While America's workers struggle with the loss of nearly 3 million manufacturing jobs in just three years, downward pressure on wages, and skyrocketing health costs, the union executive body has pointed the finger at everyone else but itself.
Not that they caused these problems. But the obvious disconnect between a workforce with urgent, legitimate economic concerns and an organized labor movement that lost nearly 400,000 members last year, shows in part that unions are not meeting workers' needs.
"In part," because much of the decline in membership comes from attrition resulting from manufacturing layoffs. Still, the downward trend spans decades (from 35 percent of the US workforce in the 1950s to 12.9 percent last year - just 8.2 percent of the private sector). And it is a powerful statement that organized labor can make no net gains in membership in a period when workers need a voice more than ever.
While membership is plummeting, unions still have political clout. One in four voters came from a union household in the 2000 elections, and this year, the AFL-CIO plans to spend a record $44 million on get-out-the-vote efforts to back Democratic presidential candidate John Kerry.
Last week, it took the unprecedented step of asking the Bush administration to impose sanctions on China for alleged violations of workers' rights, citing bonded labor and unsafe working conditions. It's the first time that labor has petitioned the government to invoke Section 301 of the Trade Act of 1974 (corporations have used this to pry open markets in the past).
The move is more political than practical, but it at least shows the leadership is looking for new ways to apply pressure on a key issue.

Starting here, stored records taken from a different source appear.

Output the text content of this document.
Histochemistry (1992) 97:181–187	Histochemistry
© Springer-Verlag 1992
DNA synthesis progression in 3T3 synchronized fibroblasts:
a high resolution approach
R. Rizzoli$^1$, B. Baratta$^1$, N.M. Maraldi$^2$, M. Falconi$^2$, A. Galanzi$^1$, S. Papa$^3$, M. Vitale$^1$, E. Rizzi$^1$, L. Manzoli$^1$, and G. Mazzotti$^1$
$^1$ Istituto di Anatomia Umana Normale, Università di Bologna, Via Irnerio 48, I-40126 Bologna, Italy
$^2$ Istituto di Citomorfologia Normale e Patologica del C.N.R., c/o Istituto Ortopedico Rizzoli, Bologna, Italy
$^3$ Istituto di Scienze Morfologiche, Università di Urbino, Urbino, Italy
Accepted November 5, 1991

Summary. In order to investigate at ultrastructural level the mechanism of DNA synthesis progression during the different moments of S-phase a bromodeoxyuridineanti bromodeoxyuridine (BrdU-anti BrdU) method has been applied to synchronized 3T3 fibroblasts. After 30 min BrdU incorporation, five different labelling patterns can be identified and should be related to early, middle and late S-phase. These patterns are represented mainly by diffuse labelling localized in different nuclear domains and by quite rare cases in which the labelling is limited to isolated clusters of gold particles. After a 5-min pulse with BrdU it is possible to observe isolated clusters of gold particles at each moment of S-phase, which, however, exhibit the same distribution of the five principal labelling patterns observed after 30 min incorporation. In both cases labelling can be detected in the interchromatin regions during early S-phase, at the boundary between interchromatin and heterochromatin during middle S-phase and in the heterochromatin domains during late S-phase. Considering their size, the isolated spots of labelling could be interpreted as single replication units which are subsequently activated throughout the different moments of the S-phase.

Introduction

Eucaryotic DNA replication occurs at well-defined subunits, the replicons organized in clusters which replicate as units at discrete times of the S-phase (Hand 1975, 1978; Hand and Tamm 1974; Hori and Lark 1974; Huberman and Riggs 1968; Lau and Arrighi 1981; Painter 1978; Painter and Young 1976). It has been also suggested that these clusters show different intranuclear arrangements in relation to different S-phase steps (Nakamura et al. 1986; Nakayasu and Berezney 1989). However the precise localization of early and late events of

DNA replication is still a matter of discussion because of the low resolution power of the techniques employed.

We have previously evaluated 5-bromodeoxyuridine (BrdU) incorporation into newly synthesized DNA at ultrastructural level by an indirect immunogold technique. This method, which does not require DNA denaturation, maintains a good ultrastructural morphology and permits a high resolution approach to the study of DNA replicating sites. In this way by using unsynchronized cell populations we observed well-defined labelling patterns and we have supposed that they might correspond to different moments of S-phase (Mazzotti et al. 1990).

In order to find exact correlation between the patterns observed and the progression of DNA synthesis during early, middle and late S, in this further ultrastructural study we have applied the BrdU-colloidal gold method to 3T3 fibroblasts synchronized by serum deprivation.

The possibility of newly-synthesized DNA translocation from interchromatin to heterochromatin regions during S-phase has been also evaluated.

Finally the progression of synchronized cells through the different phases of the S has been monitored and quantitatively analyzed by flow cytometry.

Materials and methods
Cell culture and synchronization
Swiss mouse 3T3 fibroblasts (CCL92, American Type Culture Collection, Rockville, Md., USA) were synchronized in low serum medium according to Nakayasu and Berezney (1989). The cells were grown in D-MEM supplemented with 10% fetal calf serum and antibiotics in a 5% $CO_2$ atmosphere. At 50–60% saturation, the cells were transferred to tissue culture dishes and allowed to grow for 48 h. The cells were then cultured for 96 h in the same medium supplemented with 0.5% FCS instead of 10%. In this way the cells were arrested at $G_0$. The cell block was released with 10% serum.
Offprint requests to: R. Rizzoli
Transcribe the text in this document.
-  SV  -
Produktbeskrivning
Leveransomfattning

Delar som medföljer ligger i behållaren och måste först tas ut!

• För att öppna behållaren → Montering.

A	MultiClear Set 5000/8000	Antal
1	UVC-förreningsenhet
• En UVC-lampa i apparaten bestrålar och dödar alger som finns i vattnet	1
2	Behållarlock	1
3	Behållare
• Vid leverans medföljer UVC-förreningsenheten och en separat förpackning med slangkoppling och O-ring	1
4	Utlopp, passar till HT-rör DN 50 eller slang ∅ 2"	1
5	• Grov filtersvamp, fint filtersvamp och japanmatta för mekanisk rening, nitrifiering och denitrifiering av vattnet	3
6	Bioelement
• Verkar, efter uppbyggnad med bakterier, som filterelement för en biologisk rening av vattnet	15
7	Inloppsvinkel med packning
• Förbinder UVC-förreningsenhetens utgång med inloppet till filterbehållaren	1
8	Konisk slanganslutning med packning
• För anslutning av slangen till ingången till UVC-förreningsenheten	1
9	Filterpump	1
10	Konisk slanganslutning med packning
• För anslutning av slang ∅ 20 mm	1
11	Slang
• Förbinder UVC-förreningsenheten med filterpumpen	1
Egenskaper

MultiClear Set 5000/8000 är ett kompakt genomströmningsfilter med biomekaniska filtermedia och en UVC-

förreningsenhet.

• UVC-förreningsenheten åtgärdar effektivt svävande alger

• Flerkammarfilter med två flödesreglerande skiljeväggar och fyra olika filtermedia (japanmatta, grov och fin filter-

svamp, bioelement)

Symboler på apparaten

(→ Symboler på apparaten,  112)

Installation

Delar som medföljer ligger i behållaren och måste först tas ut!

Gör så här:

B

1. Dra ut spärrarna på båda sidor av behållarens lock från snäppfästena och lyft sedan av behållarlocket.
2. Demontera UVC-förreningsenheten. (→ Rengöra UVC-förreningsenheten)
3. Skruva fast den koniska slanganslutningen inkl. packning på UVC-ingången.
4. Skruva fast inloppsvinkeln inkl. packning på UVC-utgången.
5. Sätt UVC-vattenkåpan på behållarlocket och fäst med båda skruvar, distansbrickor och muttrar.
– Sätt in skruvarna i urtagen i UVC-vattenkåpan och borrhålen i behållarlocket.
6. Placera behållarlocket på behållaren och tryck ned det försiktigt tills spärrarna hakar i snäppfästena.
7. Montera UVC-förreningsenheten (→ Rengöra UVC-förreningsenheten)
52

Yet ultimately, political power comes back to membership. With no members, there will be no influence, and more important, no advocate for US workers.
A new labor-financed poll shows that half of those surveyed would join a union if they had the opportunity, so the demand is there. Unions can tap into it by breaking out of the collective-bargaining tradition - where they have less and less of a role - and offering dues-paying workers in non-union settings the benefits that union workers get, minus collective bargaining.
It's a way to provide services like health insurance and workplace legal advice in an era when employer giants like Wal-Mart discourage organizing. The American Federation of Teachers, for instance, has been growing through just such a strategy.
If unions want to avoid irrelevance, they must reconnect with workers.